CMC garnered the 17th slot nationally and came in first for the state of Colorado. This places the college in the top 2 percent of success rates among all medium-sized public community colleges. The success rate is drawn from each school's federally reported rates of student graduation within three years or transfers to a four-year college.
"This is wonderful news for our students and our stakeholders," Jill Boyle, senior vice president at Colorado Mountain College, said in a statement. "This study illustrates the exceptional quality of the academic programs available at our college."
The article by CNNMoney pointed to the growing trend of students attending community colleges because of affordability.
Keegan Hammond is a prime example. She earned an associate of science degree from CMC and transferred to the Colorado School of Mines with 60 college credits, putting her three to four semesters ahead.
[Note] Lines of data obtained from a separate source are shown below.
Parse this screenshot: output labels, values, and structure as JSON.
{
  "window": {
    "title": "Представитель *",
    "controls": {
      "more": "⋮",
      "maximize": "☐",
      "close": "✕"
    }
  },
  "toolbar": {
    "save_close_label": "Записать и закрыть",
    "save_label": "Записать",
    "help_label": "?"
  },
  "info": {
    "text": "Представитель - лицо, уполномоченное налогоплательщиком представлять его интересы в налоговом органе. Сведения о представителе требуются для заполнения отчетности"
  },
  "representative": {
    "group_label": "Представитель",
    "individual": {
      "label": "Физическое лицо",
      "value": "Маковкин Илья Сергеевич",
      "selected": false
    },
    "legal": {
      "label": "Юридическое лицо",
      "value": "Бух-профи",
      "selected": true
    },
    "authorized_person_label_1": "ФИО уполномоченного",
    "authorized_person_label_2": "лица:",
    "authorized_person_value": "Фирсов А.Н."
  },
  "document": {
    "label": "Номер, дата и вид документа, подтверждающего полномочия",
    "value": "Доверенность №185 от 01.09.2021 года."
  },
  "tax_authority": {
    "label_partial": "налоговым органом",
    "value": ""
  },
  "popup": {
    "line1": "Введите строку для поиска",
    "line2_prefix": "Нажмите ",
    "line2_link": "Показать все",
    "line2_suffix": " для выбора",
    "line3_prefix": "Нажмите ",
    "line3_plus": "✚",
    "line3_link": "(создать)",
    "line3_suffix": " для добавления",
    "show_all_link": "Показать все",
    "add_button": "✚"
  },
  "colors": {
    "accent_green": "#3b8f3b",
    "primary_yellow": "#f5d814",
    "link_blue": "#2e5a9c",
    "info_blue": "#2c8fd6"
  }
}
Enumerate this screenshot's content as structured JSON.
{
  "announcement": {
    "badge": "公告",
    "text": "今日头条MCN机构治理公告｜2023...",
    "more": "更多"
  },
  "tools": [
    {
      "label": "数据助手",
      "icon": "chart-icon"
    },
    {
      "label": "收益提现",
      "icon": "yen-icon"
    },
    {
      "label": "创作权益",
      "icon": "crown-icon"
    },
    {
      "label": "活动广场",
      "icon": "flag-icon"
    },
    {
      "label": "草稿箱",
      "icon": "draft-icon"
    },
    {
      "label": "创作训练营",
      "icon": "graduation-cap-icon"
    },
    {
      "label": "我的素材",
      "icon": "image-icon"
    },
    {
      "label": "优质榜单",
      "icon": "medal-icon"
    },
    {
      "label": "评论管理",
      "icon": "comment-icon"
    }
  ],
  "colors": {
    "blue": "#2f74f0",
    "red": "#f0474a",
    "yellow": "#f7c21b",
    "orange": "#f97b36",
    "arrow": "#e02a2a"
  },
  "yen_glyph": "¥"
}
In a recent interview with CMC, Hammond estimated that she saved $50,000 in tuition, fees and living expenses by starting at Colorado Mountain College, helping to stave off the substantial debt that some of her classmates will have when they graduate.
"It's going to take them years to pay it off," she said.
In the 2011-12 academic year, Colorado Mountain College's full-time, in-district students paid tuition of less than $2,000 for lower-division courses, and in-state students paid approximately $3,000, compared to the national average of more than $8,000 in tuition that year at a public four-year college.
Meeta Goel, Colorado Mountain College's vice president of institutional effectiveness, said CNNMoney's high ranking of the college was evidence CMC is making a difference in students' lives.
"Every goal counts, whether that is graduating with a degree or transferring to a four-year college," she said. "If we're meeting students' goals, then the college has been successful."